Of the three options the first should be the easiest route to go. But should it not work out for you as it was my case, then you’ve no choice but to take matters into your own hands by using one of the other two options.
Of the two, a WAF would be the most ideal as it is not resource intensive as a security plugin running on your server (think WordFence and the like). This is because the IPs are blocked before reaching your server whereas a plugin does all the heavy lifting using your server’s limited resources. Some cloud based WAFs include the likes of Cloudflare and Sucuri.
Block IP Address or IP Ranges on Cloudflare
Cloudflare’s free account allows you to block IP addresses, albeit in a limited sense. To do this, set up a new firewall rule to block the IP in question. This is however only ideal if the bot traffic is originating from one or a few IP addresses (less than 5 since you only get 5 firewall rules with the free account).

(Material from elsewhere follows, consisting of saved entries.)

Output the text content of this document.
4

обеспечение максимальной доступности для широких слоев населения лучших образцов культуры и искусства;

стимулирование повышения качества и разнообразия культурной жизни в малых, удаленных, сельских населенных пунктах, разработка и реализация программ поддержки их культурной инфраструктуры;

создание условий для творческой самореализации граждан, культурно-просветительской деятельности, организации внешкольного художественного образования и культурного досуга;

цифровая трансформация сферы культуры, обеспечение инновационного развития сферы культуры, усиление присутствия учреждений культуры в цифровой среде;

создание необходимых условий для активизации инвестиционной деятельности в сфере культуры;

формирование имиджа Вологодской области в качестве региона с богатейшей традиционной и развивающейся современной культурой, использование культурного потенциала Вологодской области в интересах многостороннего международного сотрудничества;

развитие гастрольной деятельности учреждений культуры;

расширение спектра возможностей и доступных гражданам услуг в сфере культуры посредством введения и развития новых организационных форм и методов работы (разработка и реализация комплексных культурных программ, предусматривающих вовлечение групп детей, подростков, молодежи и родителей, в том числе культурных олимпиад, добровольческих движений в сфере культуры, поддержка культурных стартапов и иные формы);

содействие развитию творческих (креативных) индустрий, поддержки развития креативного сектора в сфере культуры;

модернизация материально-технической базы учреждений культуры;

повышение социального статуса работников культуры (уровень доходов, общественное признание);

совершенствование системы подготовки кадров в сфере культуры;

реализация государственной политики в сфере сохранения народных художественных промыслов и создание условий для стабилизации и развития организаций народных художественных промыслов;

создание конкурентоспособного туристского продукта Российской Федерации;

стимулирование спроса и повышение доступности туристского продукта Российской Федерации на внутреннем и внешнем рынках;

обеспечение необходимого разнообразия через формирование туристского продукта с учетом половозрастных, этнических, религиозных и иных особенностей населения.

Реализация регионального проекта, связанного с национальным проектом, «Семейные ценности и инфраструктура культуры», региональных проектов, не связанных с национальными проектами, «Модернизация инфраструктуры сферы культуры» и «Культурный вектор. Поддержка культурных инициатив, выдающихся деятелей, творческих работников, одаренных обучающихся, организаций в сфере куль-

If you had set up a rule to block the bot user agent, do also block the IP address since the bot may be using different fake user agents. After setting up the IP rule, move it to the top so that it takes precedence when Cloudflare applies the rules.
To block traffic from several IP addresses, in the Firewall app go to the Tools page and set up IP Access Rules. You can block specific IPs, an IP address range, ASN or all traffic originating from a particular country.
The Autonomous System Number (ASN) allows you to block traffic for all IPs originating from a specific ISP. This is especially useful if you want to block traffic originating from a specific country without having to block traffic from the entire country.
To find what ASN a particular IP address belongs to, search the IP address on this page.
Still in the tools page there’s User Agent Blocking which allows you to block up to 10 user agents.
If you need to block several user agents, use this option instead of exhausting your limited 5 firewall rules.
Firewall Plugin for WordPress
If for some reason you cannot use a WAF, I’d recommend you check out NinjaFirewall and Blackhole for Bad Bots plugins. The former is the closest thing to a true WAF that you can get as plugin on WordPress though the free version doesn’t include IP Access control.
Nevertheless, in the few days I’ve been using it has foiled a couple of other attacks that Cloudflare misses or doesn’t protect you against (e.g. Brute Force attacks on the login page).
It’s certainly better placed for this work compared to the likes of JetPack Protect which gives you no logs of the type of attacks or IP addresses of the attackers.
Anyway, I hope this will help you block that bot traffic for good and at least return some sanity to your Google Analytics data. Meanwhile, stay on guard for any new rogue IP addresses and promptly block them. Cheers!